Since pH = pKa + log(base)/(acid) and remember (base) = moles/L and (acid) = moles/L, and remember moles = M x L.
So moles NH3 = 0.1M x 0.05L = ?? and moles NH4^+ = M x L = ??.
Then (NH3) = (0.05L x 0.1M)/0.1L total volume. Notice that (NH4^+) = M x L/total volume also. Now, since the total volume will ALWAYS be the same in these problems because it's always the same solution these acids and bases find themselves in, the volume will always cancel and you can use just moles. It saves a lot of calculations. A further shortcut is to use millimoles and not moles. To do that mmoles = mL x M.
So mmoles NH3 = 50 x 0.1M = ?
mmoles NH4^+ = 50 mL x ?M = ?
and you substitute mmoles for (base) and mmoles for (acid) and solve. You never need to reconvert to moles because the mmoles/mmoles unit cancels. I hope I've not confused you.

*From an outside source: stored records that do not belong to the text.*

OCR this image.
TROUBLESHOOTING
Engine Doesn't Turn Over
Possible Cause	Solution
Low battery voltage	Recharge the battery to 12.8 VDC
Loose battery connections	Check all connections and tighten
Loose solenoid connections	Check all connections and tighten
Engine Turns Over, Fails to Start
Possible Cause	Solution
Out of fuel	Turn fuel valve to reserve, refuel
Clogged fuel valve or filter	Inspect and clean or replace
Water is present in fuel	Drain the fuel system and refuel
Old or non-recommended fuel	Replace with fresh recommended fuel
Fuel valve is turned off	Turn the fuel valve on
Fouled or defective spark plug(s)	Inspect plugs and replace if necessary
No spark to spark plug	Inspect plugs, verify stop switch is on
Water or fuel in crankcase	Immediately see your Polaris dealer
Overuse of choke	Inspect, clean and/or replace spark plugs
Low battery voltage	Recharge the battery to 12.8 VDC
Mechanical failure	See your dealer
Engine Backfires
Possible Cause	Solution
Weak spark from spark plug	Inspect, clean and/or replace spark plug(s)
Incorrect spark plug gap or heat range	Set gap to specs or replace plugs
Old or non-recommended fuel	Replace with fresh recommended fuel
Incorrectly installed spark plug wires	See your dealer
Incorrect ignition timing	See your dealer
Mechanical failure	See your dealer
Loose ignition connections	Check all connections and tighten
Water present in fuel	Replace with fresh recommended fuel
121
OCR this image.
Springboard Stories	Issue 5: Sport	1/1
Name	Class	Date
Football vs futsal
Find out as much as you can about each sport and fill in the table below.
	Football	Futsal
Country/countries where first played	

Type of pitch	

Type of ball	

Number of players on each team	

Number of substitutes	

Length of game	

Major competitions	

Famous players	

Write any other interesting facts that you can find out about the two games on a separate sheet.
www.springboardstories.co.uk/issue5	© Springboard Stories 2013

So is it a problem if the conch of NH4NO3 was not given to me. Or do I just assume it's the same as the NH3
If the problem is to calculate the pH of the buffer, then you must have the concn of NH4NO3. Or if you were given a pH of the buffer, you can calculate the concn of NH4NO3 needed to produce that pH. You must know one of them to calculate the other.
Don't think I know how to calculate the M of NH4NO3
Second thought I just don't understand what to do.
pH= pKa + log [NH3]/[NH4NO3]
pH= -l log ? + log (0.005/?)
pH= ?
pH= ?
As I explained previously, this problem can't be solved with the information given.